For Ms. Floyd, intermission provided a chance to have a snack.

“I watched the first half of the movie and during intermission I went outside and ate my sandwich,” she said. “Then, I went back into the theatre and watched the second half of the movie.”

She went outside, she said, because food and drinks were not allowed in the theatre.

Movie serials like “Green Hornet” kept crowds returning to the McSwain each week. Mr. McSwain’s giveaway promotions, including coffee pots, frying pans, dinner plates and televisions, were also a draw. “On the night of the drawing, there was always a huge crowd,” Ms. Floyd said. “It was an event.”

Before a 1935 renovation, McSwain dressing rooms were located below the stage near the orchestra pit. Ms. Floyd remembers participating in a recital at the McSwain when she was in grade school.

“I remember running up and down the stairs to change during that recital,” she chuckled.

The McSwain’s climate was controlled by two large water coolers installed above each side of the stage. “It was touted as cool and comfortable, no one had air conditioning at the time.”

McSwain Theatre - Home to the Stars
Through the decades, the McSwain hosted big-name stars in a variety of movie premiers and special appearances.

Gene Autry, the famous “Singing Cowboy,” came to the McSwain in the 1930s, as did Will Rogers, in 1931.

In 1941 the Ada Kiwanis Club produced the movie “West of Ahloso” and had the premier at the McSwain. The event drew the entire town and featured a parade along Main Street.

“The whole town was there,” Ms. Floyd said.

The 1949 premier of “Tulsa” was also a McSwain exclusive and a gala event in Ada.

Starring Robert Preston and Susan Hayward, the movie was filmed at Turner Ranch, near Roff, Okla. Owned by former Oklahoma Gov. Roy J. Turner, the ranch was known worldwide as “Hereford Heaven.” Co-star Susan Hayward stayed at the Aldridge Hotel in Ada during filming, Ms. Floyd said, and several local college students worked as extras in the movie.

Another sold out event was the 1946 world premier for “Home In Oklahoma,” starring Roy Rogers, Gabby Hayes and Dales Evans. All the movie’s stars attended the McSwain premier.

The McSwain Theatre and the nearby Ritz Theatre, which was opened for overflow crowds, were sold out, Ms. Floyd said.

In 1991, the McSwain was purchased by Paul Alford, who coverted the theatre into a live music venue, providing a place for rising stars to hone their crafts.

McSwain endured through tough times
Through the decades, the McSwain endured war, health crises and inclement weather.

Ms. Floyd remembers the polio epidemic of the early 1950s as a time when local swimming pools were closed and children were not allowed inside theaters, including the McSwain.

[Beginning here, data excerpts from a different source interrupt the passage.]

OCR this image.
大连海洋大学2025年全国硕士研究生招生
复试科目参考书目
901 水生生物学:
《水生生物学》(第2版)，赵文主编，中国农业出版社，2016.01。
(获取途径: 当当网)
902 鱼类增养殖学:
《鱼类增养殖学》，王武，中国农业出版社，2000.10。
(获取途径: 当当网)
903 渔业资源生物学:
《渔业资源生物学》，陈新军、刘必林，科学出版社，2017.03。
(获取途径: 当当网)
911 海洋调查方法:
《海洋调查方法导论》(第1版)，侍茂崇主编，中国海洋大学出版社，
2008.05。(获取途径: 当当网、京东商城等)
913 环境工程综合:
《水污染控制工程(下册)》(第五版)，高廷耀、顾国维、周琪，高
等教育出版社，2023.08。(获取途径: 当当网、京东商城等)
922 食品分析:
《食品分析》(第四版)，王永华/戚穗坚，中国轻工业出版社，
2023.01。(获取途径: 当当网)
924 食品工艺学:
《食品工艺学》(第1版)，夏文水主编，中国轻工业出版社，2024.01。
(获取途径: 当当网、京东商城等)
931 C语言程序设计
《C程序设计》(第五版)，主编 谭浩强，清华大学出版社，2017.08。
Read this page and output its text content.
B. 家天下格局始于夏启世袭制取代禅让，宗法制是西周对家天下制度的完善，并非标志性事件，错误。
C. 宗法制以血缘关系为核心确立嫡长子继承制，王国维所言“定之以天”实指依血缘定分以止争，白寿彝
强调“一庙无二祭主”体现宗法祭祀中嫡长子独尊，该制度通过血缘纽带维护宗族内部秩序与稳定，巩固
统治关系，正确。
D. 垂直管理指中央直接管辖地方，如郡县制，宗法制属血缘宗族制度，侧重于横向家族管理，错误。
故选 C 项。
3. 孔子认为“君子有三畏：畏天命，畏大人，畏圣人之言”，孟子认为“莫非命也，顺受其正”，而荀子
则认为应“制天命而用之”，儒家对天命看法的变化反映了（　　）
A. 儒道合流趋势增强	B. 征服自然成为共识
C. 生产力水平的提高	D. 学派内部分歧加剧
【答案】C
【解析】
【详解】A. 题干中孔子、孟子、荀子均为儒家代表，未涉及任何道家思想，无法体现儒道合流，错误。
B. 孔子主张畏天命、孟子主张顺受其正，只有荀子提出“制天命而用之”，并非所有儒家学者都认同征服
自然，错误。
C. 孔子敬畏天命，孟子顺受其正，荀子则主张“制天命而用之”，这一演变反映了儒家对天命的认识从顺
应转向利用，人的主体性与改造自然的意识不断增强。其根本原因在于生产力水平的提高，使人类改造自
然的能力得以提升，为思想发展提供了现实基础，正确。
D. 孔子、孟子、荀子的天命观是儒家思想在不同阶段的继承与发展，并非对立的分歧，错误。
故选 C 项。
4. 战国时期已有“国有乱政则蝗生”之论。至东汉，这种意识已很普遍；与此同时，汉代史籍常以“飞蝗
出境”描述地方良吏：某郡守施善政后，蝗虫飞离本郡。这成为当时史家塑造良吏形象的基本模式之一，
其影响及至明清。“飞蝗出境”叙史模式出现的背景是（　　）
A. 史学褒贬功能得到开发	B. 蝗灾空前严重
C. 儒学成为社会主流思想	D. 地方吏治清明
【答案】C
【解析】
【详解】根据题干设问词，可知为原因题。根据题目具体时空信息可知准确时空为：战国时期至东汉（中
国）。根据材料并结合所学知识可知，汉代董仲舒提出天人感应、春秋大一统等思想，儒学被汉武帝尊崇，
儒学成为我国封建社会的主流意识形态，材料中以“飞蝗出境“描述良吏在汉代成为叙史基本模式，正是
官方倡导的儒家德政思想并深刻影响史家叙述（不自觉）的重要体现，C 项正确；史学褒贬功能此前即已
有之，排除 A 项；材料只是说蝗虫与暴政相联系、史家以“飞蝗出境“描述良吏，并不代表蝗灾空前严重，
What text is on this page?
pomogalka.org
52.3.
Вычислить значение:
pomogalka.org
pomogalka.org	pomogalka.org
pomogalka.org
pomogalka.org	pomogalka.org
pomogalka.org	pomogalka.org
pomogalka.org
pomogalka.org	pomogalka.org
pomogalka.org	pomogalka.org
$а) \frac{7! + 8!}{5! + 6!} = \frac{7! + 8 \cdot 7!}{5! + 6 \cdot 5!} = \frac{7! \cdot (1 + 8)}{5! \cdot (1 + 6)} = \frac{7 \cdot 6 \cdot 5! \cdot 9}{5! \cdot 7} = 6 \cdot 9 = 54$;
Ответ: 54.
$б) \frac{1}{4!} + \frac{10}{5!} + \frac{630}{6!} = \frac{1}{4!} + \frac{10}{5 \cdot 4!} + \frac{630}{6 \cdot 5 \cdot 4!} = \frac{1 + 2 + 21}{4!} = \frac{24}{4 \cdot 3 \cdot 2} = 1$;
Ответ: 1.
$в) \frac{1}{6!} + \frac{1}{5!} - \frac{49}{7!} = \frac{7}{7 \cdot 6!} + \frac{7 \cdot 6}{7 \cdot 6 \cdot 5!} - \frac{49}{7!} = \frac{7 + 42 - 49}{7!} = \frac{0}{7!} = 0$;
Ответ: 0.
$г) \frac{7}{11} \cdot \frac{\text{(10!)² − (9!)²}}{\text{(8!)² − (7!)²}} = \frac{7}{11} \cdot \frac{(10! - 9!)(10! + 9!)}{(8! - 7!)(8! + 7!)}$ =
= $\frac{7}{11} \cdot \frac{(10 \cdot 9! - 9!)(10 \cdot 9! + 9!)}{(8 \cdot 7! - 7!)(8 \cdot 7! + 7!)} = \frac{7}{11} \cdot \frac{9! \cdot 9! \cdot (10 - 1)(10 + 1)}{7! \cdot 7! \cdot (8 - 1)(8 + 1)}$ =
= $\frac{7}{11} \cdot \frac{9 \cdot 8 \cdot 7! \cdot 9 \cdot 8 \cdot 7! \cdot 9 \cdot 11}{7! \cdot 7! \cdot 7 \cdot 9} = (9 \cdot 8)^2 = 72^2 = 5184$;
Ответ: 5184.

“Children did not go play with other children, as polio was transmitted from person to person,” she said. During the World War II years, American men marched off to war, women took jobs, and items were rationed. Stamps were issued to purchase essential items like shoes, gasoline, sugar and flour.

“People complained a little but they did it,” Ms. Floyd said. “Everyone felt it was their duty as an American.”

The Salk vaccine, made available in the U.S. in 1955, has since virtually eliminated the disease throughout the world.

Since its renovation and 2010 reopening, visiting the McSwain Theatre is like stepping back into old Hollywood opulence. Crystal chandeliers and the massive red velvet curtain harken back to a time when visiting the theatre was the highlight of the week. Since the theatre has been owned and operated by the Chickasaw Nation, the McSwain has continued offering musical acts, family-friendly movies and children’s show.

Chickasaw Nation Executive Officer Lona Barrick said the McSwain’s legacy is forever intertwined in local history.

“When you look at the history of Ada and how its grown, the McSwain has grown right along with the city of Ada,” Ms. Barrick said. “In so many ways, it has shown how Ada has had good times and harder times, and has overcome it all.”

Although the McSwain is closed during the COVID-19 pandemic, soon the marquee glow, the curtain will rise, and the show will go on.